Many Georgia residents choose to vacation in the Caribbean each year. But what happens if you are injured due to a third party’s negligence while on vacation? Can you file a civil lawsuit against the responsible parties in Georgia, even if the incident occurred outside of the United States?
Cleveland v. Kerzner International Resorts, Inc.
One thing to take note of whenever you check into a foreign hotel or resort is whether you are asked to sign a release. Such releases often contain language requiring you to bring any personal injury or other civil lawsuit in the courts of that country. Courts in the United States will generally enforce these clauses.

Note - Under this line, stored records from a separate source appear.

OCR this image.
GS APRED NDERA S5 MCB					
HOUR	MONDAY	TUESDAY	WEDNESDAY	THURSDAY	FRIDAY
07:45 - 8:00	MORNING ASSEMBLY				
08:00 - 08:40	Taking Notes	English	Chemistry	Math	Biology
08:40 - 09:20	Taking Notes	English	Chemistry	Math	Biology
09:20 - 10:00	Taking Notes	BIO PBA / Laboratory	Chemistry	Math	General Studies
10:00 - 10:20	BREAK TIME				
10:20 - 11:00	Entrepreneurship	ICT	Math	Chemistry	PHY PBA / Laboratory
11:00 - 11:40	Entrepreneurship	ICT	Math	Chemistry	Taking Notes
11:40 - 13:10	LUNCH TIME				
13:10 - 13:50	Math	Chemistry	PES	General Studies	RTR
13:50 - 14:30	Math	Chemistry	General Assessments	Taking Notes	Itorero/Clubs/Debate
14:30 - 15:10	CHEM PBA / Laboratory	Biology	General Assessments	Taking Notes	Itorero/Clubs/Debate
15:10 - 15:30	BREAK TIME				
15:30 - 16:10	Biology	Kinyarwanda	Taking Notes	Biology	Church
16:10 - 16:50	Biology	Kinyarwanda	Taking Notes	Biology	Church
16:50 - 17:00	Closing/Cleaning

Here is a recent example from a case decided by the U.S. 11th Circuit Court of Appeals in Atlanta. A husband and wife from Illinois traveled to the Bahamas, where they stayed at a well-known resort. While patronizing a ride at a water park that was part of the resort complex, the husband got into a serious accident and “suffered injuries to his head, neck, and body, for which he has required extensive medical treatment,” according to court records.
Upon their return to the United States, the couple sued a number of entities affiliated with the resort. The lawsuit alleged “negligence and vicarious liability” in connection with the water park ride where the husband suffered his injuries. Although most of the defendants were located in the Bahamas, one was a Florida corporation, so the plaintiffs filed their personal injury lawsuit in Miami federal court.
The defendants moved to dismiss the case on the grounds that when the couple checked into the resort, they signed a release that stated, “I agree that any claims I may have against the Resort Parties resulting from any events occurring in The Bahamas shall be governed by and constructed in accordance with the laws of the Commonwealth of The Bahamas, and further, I irrevocably agree to the Supreme Court of The Bahamas as the exclusive venue for any such proceedings whatsoever.”
Under federal law in this country, a “forum selection” clause of this type is enforceable under a legal rule known as “forum non conveniens.” In plain English, this means that a court will decline to hear a case if “an adequate alternative forum is available” and “public interest factors” favor trying the case in said alternative forum. An American court will also strongly favor enforcing a valid forum selection agreement signed by the parties.
In an August 19 opinion the 11th Circuit, affirming an earlier decision by the trial court in Miami, held this rule applied to the plaintiffs case. The forum selection clause was enforceable. The court noted that the resort would have allowed the plaintiffs to “strike” the forum selection clause at check-in “without penalty.” The court also rejected the couple’s “generic” argument that they would be unable to afford an attorney to prosecute their case in the Bahamian courts.